14. The computer-implemented AI system of claim 13, the operations comprising:
generating, by the AI system, a policy review result of the digital component using the second generative model, the policy review result of the digital component indicating whether the digital component includes restricted content, wherein refining the digital component comprises:
refining, by the AI system and using the first generative model, the digital component based on the summary of the digital component, the evaluation result of the digital component, and the policy review result of the digital component.
15. The computer-implemented AI system of claim 13, the operations comprising:
determining, by the AI system and using the second generative model, one or more entity attributes of an entity associated with the digital component;
determining, by the AI system and using the second generative model, one or more digital component attributes of the digital component; and
generating, by the AI system and using the second generative model, an attribute review result of the digital component based on comparing the one or more entity attributes of the entity and the one or more digital component attributes of the digital component, wherein refining the digital component comprises:
refining, by the AI system, the digital component based on the summary of the digital component, the evaluation result of the digital component, and the attribute review result of the digital component.
16. The computer-implemented AI system of claim 13, the operations comprising:
generating, by the AI system and using the second generative model, a performance evaluation result of the digital component, wherein refining the digital component comprises:
refining, by the AI system, the digital component based on the summary of the digital component, the evaluation result of the digital component, and the performance evaluation result of the digital component.
17. The computer-implemented AI system of claim 16, wherein the performance evaluation result of the digital component comprises at least one of a predicted clickthrough rate (CTR) or a predicted conversion rate (CVR).
18. The computer-implemented AI system of claim 13, wherein a refined digital component is generated based on refining the digital component, and wherein the operations comprise:
determining, by the AI system and using the second generative model, whether the refined digital component satisfies one or more conditions.
19. The computer-implemented AI system of claim 18, the operations comprising:
in response to determining that the refined digital component satisfies the one or more conditions, outputting, by the AI system, the refined digital component.

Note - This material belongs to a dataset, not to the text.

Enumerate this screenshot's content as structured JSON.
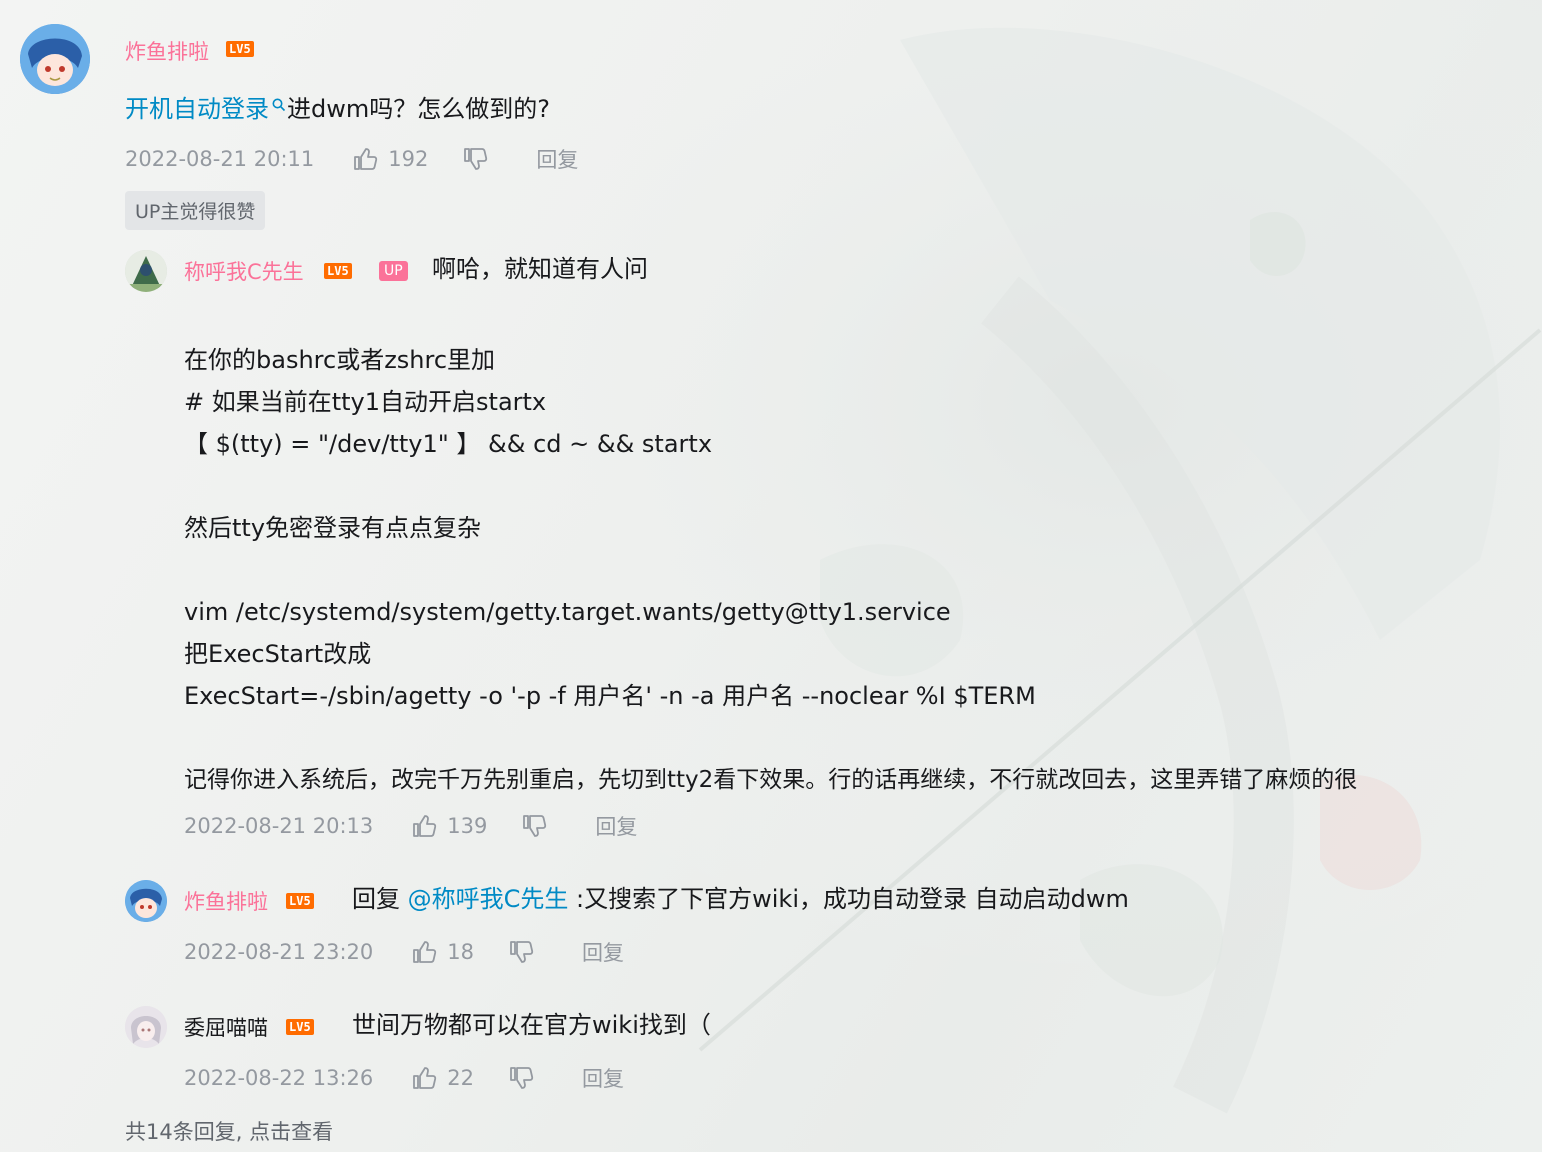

20. One or more non-transitory computer readable medium storing instructions, that when executed by a computer-implemented artificial intelligence (AI) system, causes the computer-implemented AI system to perform operations comprising:
generating, by the AI system, a digital component using a first generative model;
generating, by the AI system, a summary of the digital component using a second generative model, the summary of the digital component indicating contents comprised in the digital component;
generating, by the AI system, an evaluation result of the digital component using the second generative model, the evaluation result of the digital component indicating one or more suggestions for improving the digital component; and
refining, by the AI system and using the first generative model, the digital component based on the summary of the digital component and the evaluation result of the digital component.